CELLULAR MECHANISMS OF TUBULE HYPERTROPHY AND HYPERPLASIA IN RENAL INJURY

Tubular cells can either unergo hyperplasia or hypertrophy, two totally different growth responses. Hyperplasia with mitogenesis of tubular cells plays a central role in the regeneration of functional tubular epithelium subsequent to acute tubular necrosis. Several growth factors acting in concert are involved in this proliferative response of tubular cells. The molecular mechanisms how mitogenic signals are transduced to the nucleus are relatively well characterized. Complex oscillation patterns of cell cycle-associated proteins like cyclins and various kinases are pivotal for the progression of quiescent tubular cells through mitosis. In contrast to the mitogenic growth response of regenerating tubular cells, cellular hypertrophy is less well understood.
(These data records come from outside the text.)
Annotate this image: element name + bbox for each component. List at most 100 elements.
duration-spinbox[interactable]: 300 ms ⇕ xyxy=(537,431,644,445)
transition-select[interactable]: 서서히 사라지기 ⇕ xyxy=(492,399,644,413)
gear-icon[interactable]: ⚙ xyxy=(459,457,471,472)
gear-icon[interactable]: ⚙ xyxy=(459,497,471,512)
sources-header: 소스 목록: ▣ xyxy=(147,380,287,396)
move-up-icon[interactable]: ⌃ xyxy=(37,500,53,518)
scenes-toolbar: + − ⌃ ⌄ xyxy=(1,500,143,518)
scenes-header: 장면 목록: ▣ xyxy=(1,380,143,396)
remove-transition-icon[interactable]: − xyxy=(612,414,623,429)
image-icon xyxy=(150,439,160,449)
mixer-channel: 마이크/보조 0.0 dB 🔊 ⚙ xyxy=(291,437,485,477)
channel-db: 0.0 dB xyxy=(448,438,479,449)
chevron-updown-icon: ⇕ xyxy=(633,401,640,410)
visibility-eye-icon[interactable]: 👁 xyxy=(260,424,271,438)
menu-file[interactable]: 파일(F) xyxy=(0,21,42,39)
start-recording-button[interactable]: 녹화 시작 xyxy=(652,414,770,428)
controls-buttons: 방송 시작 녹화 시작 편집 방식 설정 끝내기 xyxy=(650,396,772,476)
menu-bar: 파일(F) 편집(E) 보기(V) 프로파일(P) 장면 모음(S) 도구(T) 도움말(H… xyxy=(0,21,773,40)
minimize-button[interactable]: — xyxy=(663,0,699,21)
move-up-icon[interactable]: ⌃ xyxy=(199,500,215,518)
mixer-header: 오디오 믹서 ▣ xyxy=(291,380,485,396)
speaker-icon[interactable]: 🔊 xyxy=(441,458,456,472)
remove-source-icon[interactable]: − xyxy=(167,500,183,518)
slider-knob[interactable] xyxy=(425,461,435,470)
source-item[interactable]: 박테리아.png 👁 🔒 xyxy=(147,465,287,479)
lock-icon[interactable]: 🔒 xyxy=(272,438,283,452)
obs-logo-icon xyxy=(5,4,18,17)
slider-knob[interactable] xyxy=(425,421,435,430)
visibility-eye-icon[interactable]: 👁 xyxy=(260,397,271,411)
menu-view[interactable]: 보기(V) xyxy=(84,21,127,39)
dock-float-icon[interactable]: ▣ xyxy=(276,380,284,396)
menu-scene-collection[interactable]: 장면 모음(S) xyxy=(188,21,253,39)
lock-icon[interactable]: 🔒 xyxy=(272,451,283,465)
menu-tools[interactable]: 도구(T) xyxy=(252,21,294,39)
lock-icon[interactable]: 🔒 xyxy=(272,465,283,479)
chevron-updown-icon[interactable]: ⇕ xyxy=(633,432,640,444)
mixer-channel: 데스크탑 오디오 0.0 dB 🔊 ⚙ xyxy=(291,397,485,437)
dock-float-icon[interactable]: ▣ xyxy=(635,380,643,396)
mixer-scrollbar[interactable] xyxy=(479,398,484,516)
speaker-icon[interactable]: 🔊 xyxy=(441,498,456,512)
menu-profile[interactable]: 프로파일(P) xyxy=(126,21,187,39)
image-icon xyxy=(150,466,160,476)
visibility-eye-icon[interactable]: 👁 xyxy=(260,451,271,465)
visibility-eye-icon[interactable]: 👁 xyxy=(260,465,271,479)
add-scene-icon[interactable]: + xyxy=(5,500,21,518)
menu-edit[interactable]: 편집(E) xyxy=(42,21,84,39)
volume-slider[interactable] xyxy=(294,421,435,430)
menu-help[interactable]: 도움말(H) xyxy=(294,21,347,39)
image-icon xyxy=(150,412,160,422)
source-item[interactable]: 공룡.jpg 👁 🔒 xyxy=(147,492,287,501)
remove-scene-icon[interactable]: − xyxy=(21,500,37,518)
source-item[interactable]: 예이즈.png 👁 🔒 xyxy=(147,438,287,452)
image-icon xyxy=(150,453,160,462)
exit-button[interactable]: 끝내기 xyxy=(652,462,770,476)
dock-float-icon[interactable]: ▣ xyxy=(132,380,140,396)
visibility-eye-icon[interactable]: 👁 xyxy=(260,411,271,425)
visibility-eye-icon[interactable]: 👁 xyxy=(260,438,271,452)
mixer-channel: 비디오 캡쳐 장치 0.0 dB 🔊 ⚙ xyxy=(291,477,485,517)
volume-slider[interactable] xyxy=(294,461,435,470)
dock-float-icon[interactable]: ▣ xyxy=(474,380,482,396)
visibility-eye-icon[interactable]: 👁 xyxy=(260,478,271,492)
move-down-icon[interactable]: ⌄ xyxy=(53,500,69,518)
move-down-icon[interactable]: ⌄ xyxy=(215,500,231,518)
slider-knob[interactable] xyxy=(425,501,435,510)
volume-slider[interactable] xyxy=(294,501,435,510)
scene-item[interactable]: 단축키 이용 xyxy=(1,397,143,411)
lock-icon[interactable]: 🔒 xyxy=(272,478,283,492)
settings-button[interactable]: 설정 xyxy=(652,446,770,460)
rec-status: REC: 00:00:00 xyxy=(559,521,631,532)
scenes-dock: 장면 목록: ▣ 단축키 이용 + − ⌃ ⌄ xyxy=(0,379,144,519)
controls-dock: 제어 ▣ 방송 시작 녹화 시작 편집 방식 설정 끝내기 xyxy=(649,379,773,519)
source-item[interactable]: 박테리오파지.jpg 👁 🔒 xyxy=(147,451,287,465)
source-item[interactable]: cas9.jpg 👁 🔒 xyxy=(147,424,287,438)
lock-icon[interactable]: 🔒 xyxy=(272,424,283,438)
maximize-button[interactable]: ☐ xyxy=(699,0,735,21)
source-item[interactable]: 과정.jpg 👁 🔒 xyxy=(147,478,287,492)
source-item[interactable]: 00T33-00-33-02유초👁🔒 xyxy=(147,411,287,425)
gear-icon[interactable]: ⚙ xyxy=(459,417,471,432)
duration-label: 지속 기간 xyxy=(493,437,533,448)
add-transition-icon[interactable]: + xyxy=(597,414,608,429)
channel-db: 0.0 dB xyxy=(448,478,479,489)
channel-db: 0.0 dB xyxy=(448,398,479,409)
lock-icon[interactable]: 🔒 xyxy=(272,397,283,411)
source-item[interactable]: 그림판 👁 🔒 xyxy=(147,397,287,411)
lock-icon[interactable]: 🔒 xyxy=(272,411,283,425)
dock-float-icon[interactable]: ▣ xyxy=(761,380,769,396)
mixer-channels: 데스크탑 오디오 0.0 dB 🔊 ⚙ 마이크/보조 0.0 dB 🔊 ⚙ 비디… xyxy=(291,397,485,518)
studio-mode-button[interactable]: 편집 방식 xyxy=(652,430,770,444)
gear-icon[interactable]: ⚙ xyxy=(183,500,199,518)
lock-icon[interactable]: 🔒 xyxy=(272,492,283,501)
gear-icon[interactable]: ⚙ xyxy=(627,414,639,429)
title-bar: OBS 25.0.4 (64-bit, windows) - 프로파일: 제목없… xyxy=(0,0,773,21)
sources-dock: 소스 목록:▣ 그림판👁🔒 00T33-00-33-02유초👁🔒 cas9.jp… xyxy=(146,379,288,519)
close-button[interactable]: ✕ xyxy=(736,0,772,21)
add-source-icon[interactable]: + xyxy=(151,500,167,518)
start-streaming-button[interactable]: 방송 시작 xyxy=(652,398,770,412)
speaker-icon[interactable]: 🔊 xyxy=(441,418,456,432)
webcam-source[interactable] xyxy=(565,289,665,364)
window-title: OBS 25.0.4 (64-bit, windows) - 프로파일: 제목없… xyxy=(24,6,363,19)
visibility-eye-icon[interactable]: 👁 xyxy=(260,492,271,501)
Hypertrophic cells are arrested in the G(1)-phase of the cell cycle and increase their size, protein and RNA content, but do normally not replicate their DNA. Such an enlargement of tubular cells often occurs in more chronic situations of renal damage in which remnant nephrons adapt their function to the increasing need. However, evidence exists that hypertrophic tubules are finally joined into the process of maladaptation of renal function leading to tubular atrophy, interstitial scarring, and progression of renal disease. It appears that transforming growth factor-beta is involved in the hypertrophy of tubular cells. The present review will address more recent progress in understanding the mechanism of tubular growth at a cellular level. A better knowledge of the molecular factors may ultimately lead to therapeutic strategies preventing the progression of renal and speeding up renal recovery after acute renal failure.